Scientific classification
- Kingdom: Plantae
- Clade: Tracheophytes
- Clade: Angiosperms
- Clade: Eudicots
- Order: Caryophyllales
- Family: Cactaceae
- Subfamily: Cactoideae
- Genus: Matucana
- Species: M. pujupatii
- Binomial name: Matucana pujupatii (Donald & A.B.Lau) Bregman
- Synonyms: Borzicactus madisoniorum var. pujupatii A.B.Lau & Donald 1971; Matucana madisoniorum var. pujupatii (A.B.Lau & Donald) G.D.Rowley 1973;

= Matucana pujupatii =

- Authority: (Donald & A.B.Lau) Bregman
- Conservation status: NT
- Synonyms: Borzicactus madisoniorum var. pujupatii , Matucana madisoniorum var. pujupatii

Species of cactus

Matucana pujupatii is a species of Matucana found in Peru.
==Description==
Matucana pujupatii occasionally grows with globular to ovoid, gray-green to blue-green shoots that branch slightly from the base and reaches heights of up to 15 cm with diameters of 10 cm and ten to twelve straight, wide ribs that are tuberculated. The spines are curved, flexible, brown and yellowish at their base, turning gray with age. The one or two central spines, that are sometimes missing, up to 5 cm long and the six to nine radial spines are 0.5 to 2 cm long.

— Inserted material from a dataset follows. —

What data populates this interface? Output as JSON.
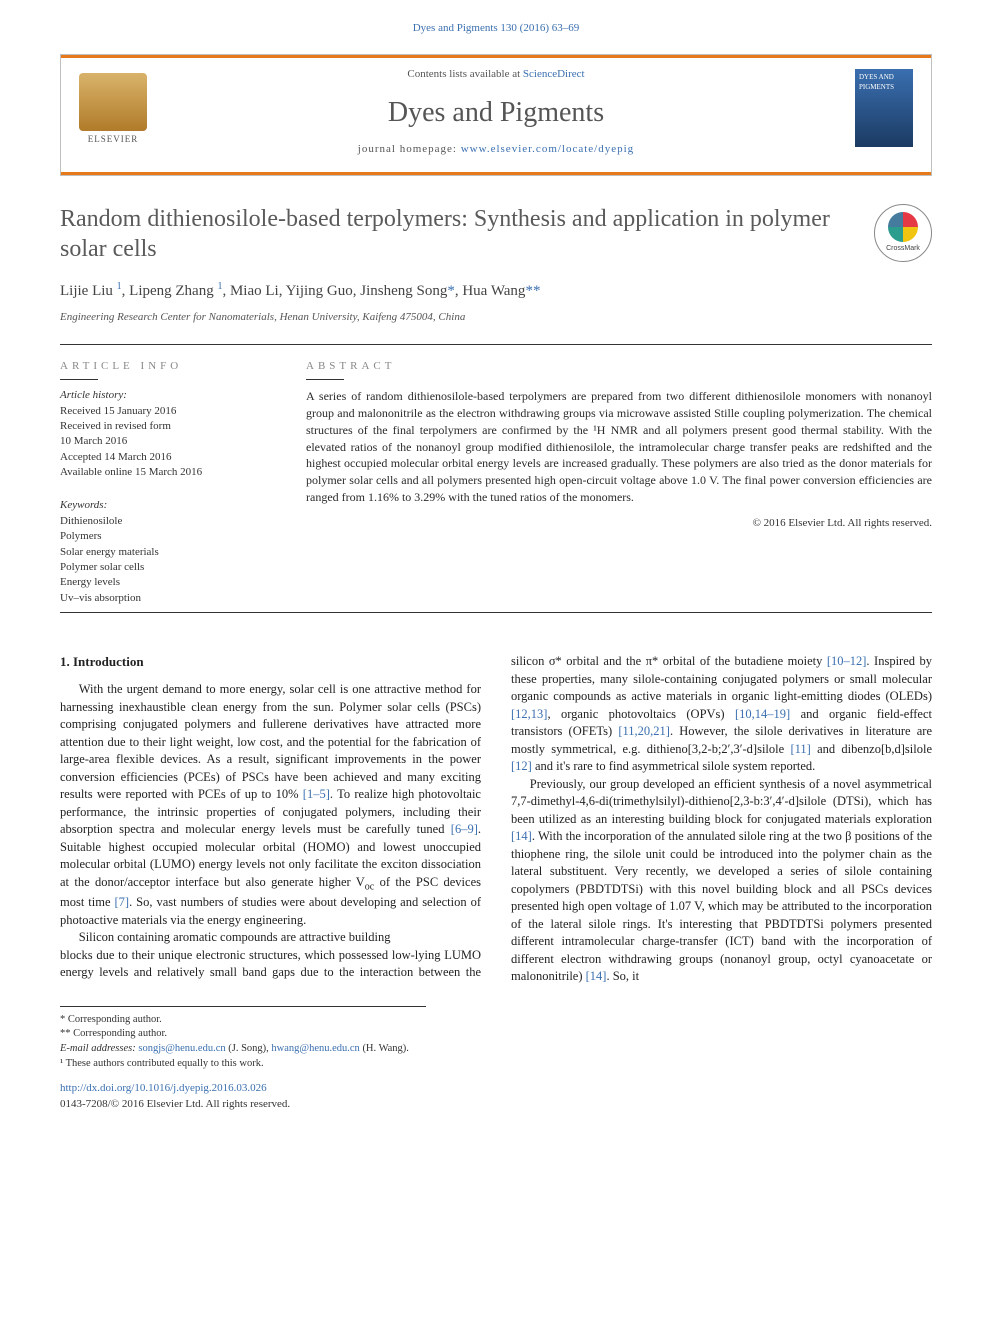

The slightly curved, crimson flowers are 6 to 7 cm long and 4 to 5 cm in diameter. The spherical to egg-shaped, somewhat purple-green fruits reach a diameter of up to 10 mm.

==Distribution==
Matucana pujupatii is widespread in the Peruvian Amazon and Cajamarca regions at altitudes of 1000 to 1500 meters.

==Taxonomy==
The first description as Borzicactus madisoniorum var. pujupatii was made in 1971 by John Donald Donald and Alfred Bernhard Lau. The specific epithet pujupatii honors Shawintu Pujupat Dagses, a Peruvian boy who accompanied Alfred Bernhard Lau during his tour in Peru. Rob Bregman elevated the variety to the rank of a species in 1988. A synonym is Matucana madisoniorum var. pujupatii (Donald & A.B.Lau) G.D.Rowley (1971).